Les aiguilles et l’opium – C’était au Volcan, les 11, 12 et 13 février.

Pièce de Robert Lepage, texte et mise en scène
Interprètes : Marc Labrèche, Wellesley Robertson III
Scénographie : Carl Fillion

Nous sommes d’emblée dans le spectaculaire. Sur la scène plongée dans le noir, une silhouette fantomatique est apparue, criblée de points lumineux qui ressemblent à autant de cibles. Brusquement elle est happée dans l’infini d’une voie lactée et se dissout. Surgit alors de l’obscurité, tout près des cintres, une autre figure en apesanteur, qui parle d’une voix étrange : « L’homme est occupé par une ténèbre, par des monstres des zones profondes. Il ne peut y descendre mais cette nuit, quelquefois, dépêche des ambassadeurs assez terribles, par l’entremise des poètes. » On comprendra que Jean Cocteau nous parle.
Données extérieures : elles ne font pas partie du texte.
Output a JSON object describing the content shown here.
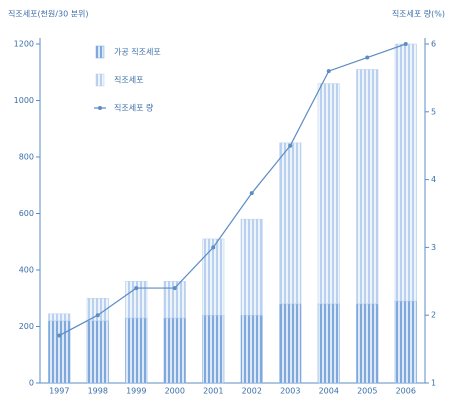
{
  "chart_data": {
    "type": "bar",
    "title": "직조세포(천원/30 분위)",
    "y2_title": "직조세포 량(%)",
    "categories": [
      "1997",
      "1998",
      "1999",
      "2000",
      "2001",
      "2002",
      "2003",
      "2004",
      "2005",
      "2006"
    ],
    "series": [
      {
        "name": "가공 직조세포",
        "color": "#7fa8dc",
        "values": [
          220,
          220,
          230,
          230,
          240,
          240,
          280,
          280,
          280,
          290
        ]
      },
      {
        "name": "직조세포",
        "color": "#b9d0ee",
        "values": [
          25,
          80,
          130,
          130,
          270,
          340,
          570,
          780,
          830,
          910
        ]
      },
      {
        "name": "직조세포 량",
        "color": "#5b8cc4",
        "axis": "y2",
        "type": "line",
        "values": [
          1.7,
          2.0,
          2.4,
          2.4,
          3.0,
          3.8,
          4.5,
          5.6,
          5.8,
          6.0
        ]
      }
    ],
    "ylim": [
      0,
      1200
    ],
    "yticks": [
      0,
      200,
      400,
      600,
      800,
      1000,
      1200
    ],
    "y2lim": [
      1,
      6
    ],
    "y2ticks": [
      1,
      2,
      3,
      4,
      5,
      6
    ],
    "stacked": true,
    "legend": "upper left"
  }
}
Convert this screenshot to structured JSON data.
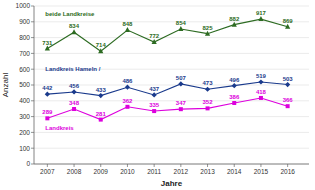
{
  "chart_data": {
    "type": "line",
    "x": [
      2007,
      2008,
      2009,
      2010,
      2011,
      2012,
      2013,
      2014,
      2015,
      2016
    ],
    "series": [
      {
        "name": "beide Landkreise",
        "color": "#2d6b22",
        "marker": "triangle",
        "values": [
          731,
          834,
          714,
          848,
          772,
          854,
          825,
          882,
          917,
          869
        ]
      },
      {
        "name": "Landkreis Hameln /",
        "color": "#1a3a8c",
        "marker": "diamond",
        "values": [
          442,
          456,
          433,
          486,
          437,
          507,
          473,
          496,
          519,
          503
        ]
      },
      {
        "name": "Landkreis",
        "color": "#dd00dd",
        "marker": "square",
        "values": [
          289,
          348,
          281,
          362,
          335,
          347,
          352,
          386,
          418,
          366
        ]
      }
    ],
    "xlabel": "Jahre",
    "ylabel": "Anzahl",
    "xlim": [
      2006.5,
      2016.8
    ],
    "xticks": [
      2007,
      2008,
      2009,
      2010,
      2011,
      2012,
      2013,
      2014,
      2015,
      2016
    ],
    "ylim": [
      0,
      1000
    ],
    "yticks": [
      0,
      100,
      200,
      300,
      400,
      500,
      600,
      700,
      800,
      900,
      1000
    ],
    "grid": true,
    "data_labels": true
  }
}
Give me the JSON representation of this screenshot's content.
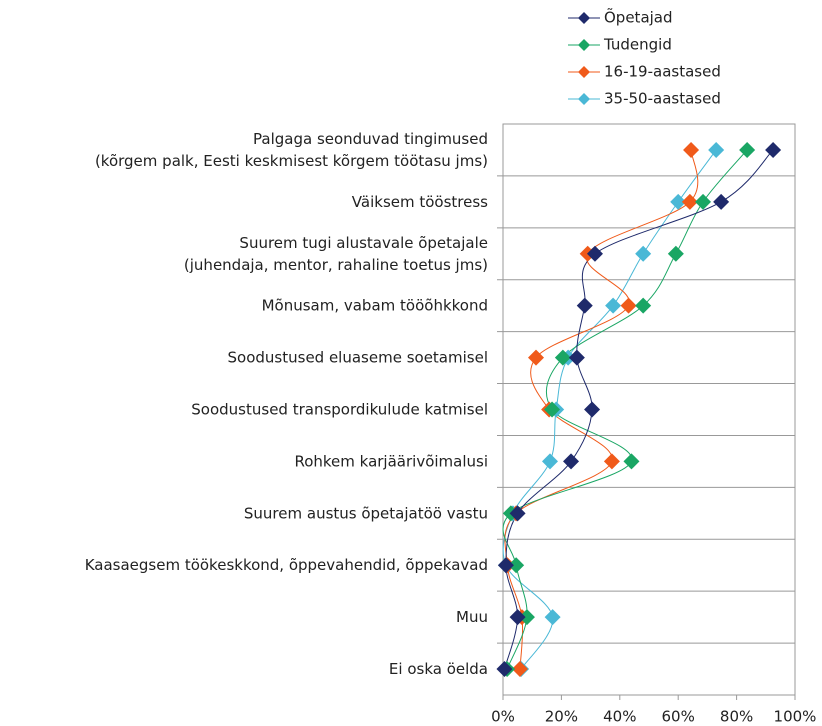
{
  "chart_data": {
    "type": "dot-line",
    "categories": [
      "Palgaga seonduvad tingimused\n(kõrgem palk, Eesti keskmisest kõrgem töötasu jms)",
      "Väiksem tööstress",
      "Suurem tugi alustavale õpetajale\n(juhendaja, mentor, rahaline toetus jms)",
      "Mõnusam, vabam tööõhkkond",
      "Soodustused eluaseme soetamisel",
      "Soodustused transpordikulude katmisel",
      "Rohkem karjäärivõimalusi",
      "Suurem austus õpetajatöö vastu",
      "Kaasaegsem töökeskkond, õppevahendid, õppekavad",
      "Muu",
      "Ei oska öelda"
    ],
    "series": [
      {
        "name": "Õpetajad",
        "color": "#1f2a6b",
        "values": [
          92.5,
          74.7,
          31.5,
          28,
          25.3,
          30.5,
          23.3,
          5,
          1,
          5,
          0.5
        ]
      },
      {
        "name": "Tudengid",
        "color": "#1aa664",
        "values": [
          83.6,
          68.5,
          59.2,
          48,
          20.5,
          16.8,
          44,
          2.7,
          4.5,
          8.2,
          1.4
        ]
      },
      {
        "name": "16-19-aastased",
        "color": "#f05a1a",
        "values": [
          64.4,
          64,
          29,
          43,
          11.3,
          15.8,
          37.3,
          4.5,
          1.5,
          6.5,
          5.8
        ]
      },
      {
        "name": "35-50-aastased",
        "color": "#4ab8d6",
        "values": [
          73,
          60,
          48,
          37.7,
          22.3,
          18.2,
          16.1,
          3.4,
          1,
          17,
          6.2
        ]
      }
    ],
    "xlim": [
      0,
      100
    ],
    "xticks": [
      {
        "value": 0,
        "label": "0%"
      },
      {
        "value": 20,
        "label": "20%"
      },
      {
        "value": 40,
        "label": "40%"
      },
      {
        "value": 60,
        "label": "60%"
      },
      {
        "value": 80,
        "label": "80%"
      },
      {
        "value": 100,
        "label": "100%"
      }
    ],
    "grid": true,
    "legend": "top-right"
  }
}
La suite, ce sera l’ histoire fragmentée d’un homme ordinaire, entremêlée et confondue à celles de Miles Davis et de Jean Cocteau. Le lien ? Les amours malheureuses des uns et des autres. Miles Davis séparé irrémédiablement de Juliette Gréco, Jean Cocteau perdant Radiguet, ont trouvé le moyen de combler un vide douloureux en s’évadant vers les paradis artificiels. L’homme ordinaire, abandonné, congédié, n’y succombera pas. Au pire, pour lui, l’aiguille est celle de l’acupuncteur, et les vapeurs de l’opium sont remplacées par l’hypnose. Chacun sa spirale… pour finalement en sortir, abandonner les illusions, les hallucinations. Or, revenir des paradis de l’oubli c’est passer par l’enfer. C’est accepter la perte, sans retour. Pour des artistes, comme Cocteau ou Davis, la création est l’issue vers la guérison. Mais pour le petit homme sur scène ? A la fin, il a cette parole émouvante : « Comment guérit-on sa douleur quand on n’est pas un génie ? » Incarné par Marc Labrèche, tout de simplicité, il est celui que l’on pourrait connaître, il est celui que nous pourrions être. Il est le contraire des deux illustres figures qu’il convoque, et c’est ce contraste qui nous touche. Son nom à lui est Robert.
A ces trois protagonistes, il faut en ajouter un autre de taille. Qui envahit l’espace, l’attention, la dramaturgie. Car les histoires conjuguées des trois personnages, se déroulent au cœur d’une scénographie qui entre en rivalité avec l’acteur et son texte : un cube ouvert sur deux côtés qui tourne sur lui-même selon les scènes, et qui grâce à des projections représente plusieurs lieux : une chambre d’hôtel, un studio d’enregistrement, les rues de New York… Des trappes permettent d’escamoter les accessoires et d’en faire apparaître d’autres. Cette machinerie tant ingénieuse qui provoque d’abord un moment d’étonnement devient vite fascinante. Ce dispositif impeccable de précision domine l’action, sollicite l’attention permanente par ses images, par les textes qui s’affichent. Cet appareil est tantôt démonstratif, tantôt cabotin. Il « parle » trop. Il arrive cependant qu’on oublie les artifices, chaque fois qu’apparaît le personnage muet de Miles Davis (Wellesley Robertson III) évoluant en acrobate à l’intérieur du cube mouvant, ou titubant dans une nuit new-yorkaise. Ou bien lorsque le monologue de Robert, sans artifice, atteint une note vibrante.
Du déséquilibre de l’homme ou de la machine parfaite, c’est sans doute l’imperfection qui fait théâtre.